Mais les signes de la fin se succédaient. Un arrêt du 21 mai 1720 ramena subitement le prix des actions à 8.000 livres, et annonça que, du ter juillet au ler décembre, elles seraient réduites à 5.000 livres à raison de cinq cents livres par mois. Les billets devaient perdre, en même temps, la moitié de leur valeur nominale. A ces nouvelles, le Parlement fit des remontrances ; le public s'exaspéra ; les vitres de l'hôtel Mazarin furent brisées à coups de pierres. Pris de peur, et redoutant une sédition, le Régent fit demander à Law sa démission de Contrôleur général. C'était le 29 mai. Deux jours après, sur l'intervention du duc de Bourbon et des amis de Law, qui redoutaient de voir les actions et les billets baisser plus vite sans lui qu'avec lui, le Régent revint sur la décision qu'il avait prise ; et Law reprit le pouvoir, non plus, il est vrai, avec le titre de Contrôleur général, mais avec ceux de Conseiller d'État d'épée, d'Intendant général du Commerce, de Directeur de la Banque. Le 3 juin, il faisait dresser par la Compagnie le bilan de la situation ; il révoquait la défense de garder chez soi plus de cinq cents livres de numéraire, renonçait à réduire progressivement les actions, essayait de diminuer le nombre des billets. La baisse continuait toujours.

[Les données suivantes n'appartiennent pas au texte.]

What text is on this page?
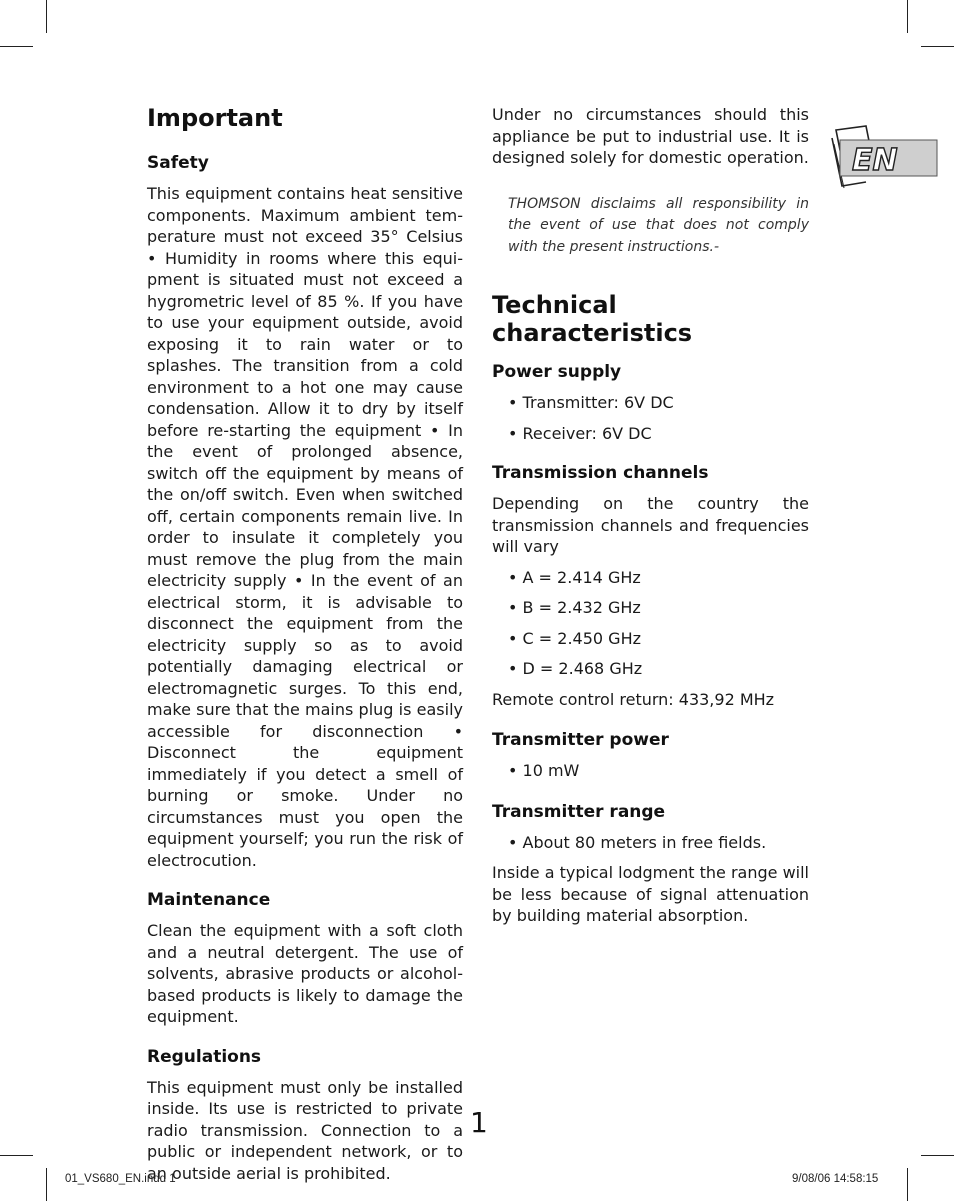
EN
Important
Safety

This equipment contains heat sensitive components. Maximum ambient temperature must not exceed 35° Celsius • Humidity in rooms where this equipment is situated must not exceed a hygrometric level of 85 %. If you have to use your equipment outside, avoid exposing it to rain water or to splashes. The transition from a cold environment to a hot one may cause condensation. Allow it to dry by itself before re-starting the equipment • In the event of prolonged absence, switch off the equipment by means of the on/off switch. Even when switched off, certain components remain live. In order to insulate it completely you must remove the plug from the main electricity supply • In the event of an electrical storm, it is advisable to disconnect the equipment from the electricity supply so as to avoid potentially damaging electrical or electromagnetic surges. To this end, make sure that the mains plug is easily accessible for disconnection • Disconnect the equipment immediately if you detect a smell of burning or smoke. Under no circumstances must you open the equipment yourself; you run the risk of electrocution.

Maintenance

Clean the equipment with a soft cloth and a neutral detergent. The use of solvents, abrasive products or alcohol-based products is likely to damage the equipment.

Regulations

This equipment must only be installed inside. Its use is restricted to private radio transmission. Connection to a public or independent network, or to an outside aerial is prohibited.

Under no circumstances should this appliance be put to industrial use. It is designed solely for domestic operation.

THOMSON disclaims all responsibility in the event of use that does not comply with the present instructions.-

Technical characteristics
Power supply

• Transmitter: 6V DC

• Receiver: 6V DC

Transmission channels

Depending on the country the transmission channels and frequencies will vary

• A = 2.414 GHz

• B = 2.432 GHz

• C = 2.450 GHz

• D = 2.468 GHz

Remote control return: 433,92 MHz

Transmitter power

• 10 mW

Transmitter range

• About 80 meters in free fields.

Inside a typical lodgment the range will be less because of signal attenuation by building material absorption.

1
01_VS680_EN.indd 1	9/08/06 14:58:15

La foule des porteurs de billets s'entassait aux portes de la Banque afin de changer des billets de 100 livres contre dix billets de 10 livres, que des commissaires remboursaient en espèces, deux fois la semaine, le mercredi et le samedi, jours de marché. Pour aborder la caisse de la Banque, on entrait dans l'hôtel Mazarin du côté de la rue Vivienne ; on traversait un jardin, on passait par une enfilade de sept à huit toises, entre le mur et une barricade de bois. Les ouvriers robustes, pour prendre un rang meilleur, se mettaient sur la barricade, et, de là, se lançaient à corps perdu sur les épaules de la foule. Les faibles tombaient, étaient foulés, écrasés. Le 3 juin 1720, il y eut, à la Banque, deux hommes et deux femmes étouffés, et des épées tirées du 16 au 17, quinze personnes étouffées ; le 3 juillet, trois femmes et deux hommes ; ce jour-là les portes de l'hôtel étant attaquées à coups de pierres, des soldats en sortirent, la baïonnette au bout du fusil, et plusieurs personnes furent encore tuées ou blessées. Un arrêt autorisa la Banque à ne plus payer en argent que 10 livres à une même personne ; alors les demandes se multiplièrent ; la rue Vivienne se remplit, le 17 juillet, d'environ 15.000 individus ; avant cinq heures, on y compta quinze personnes étouffées. La foule, sur des brancards, porta les cadavres devant le Palais-Royal, au Louvre, et devant la maison de Law, dont toutes les vitres furent brisées. Quelques heures plus tard, Law, assailli dans son carrosse, ne fut sauvé que par la vitesse de ses chevaux. Duclos s'étonne, avec raison, que le Régent et Law, détestés comme ils l'étaient, n'aient pas alors péri tragiquement.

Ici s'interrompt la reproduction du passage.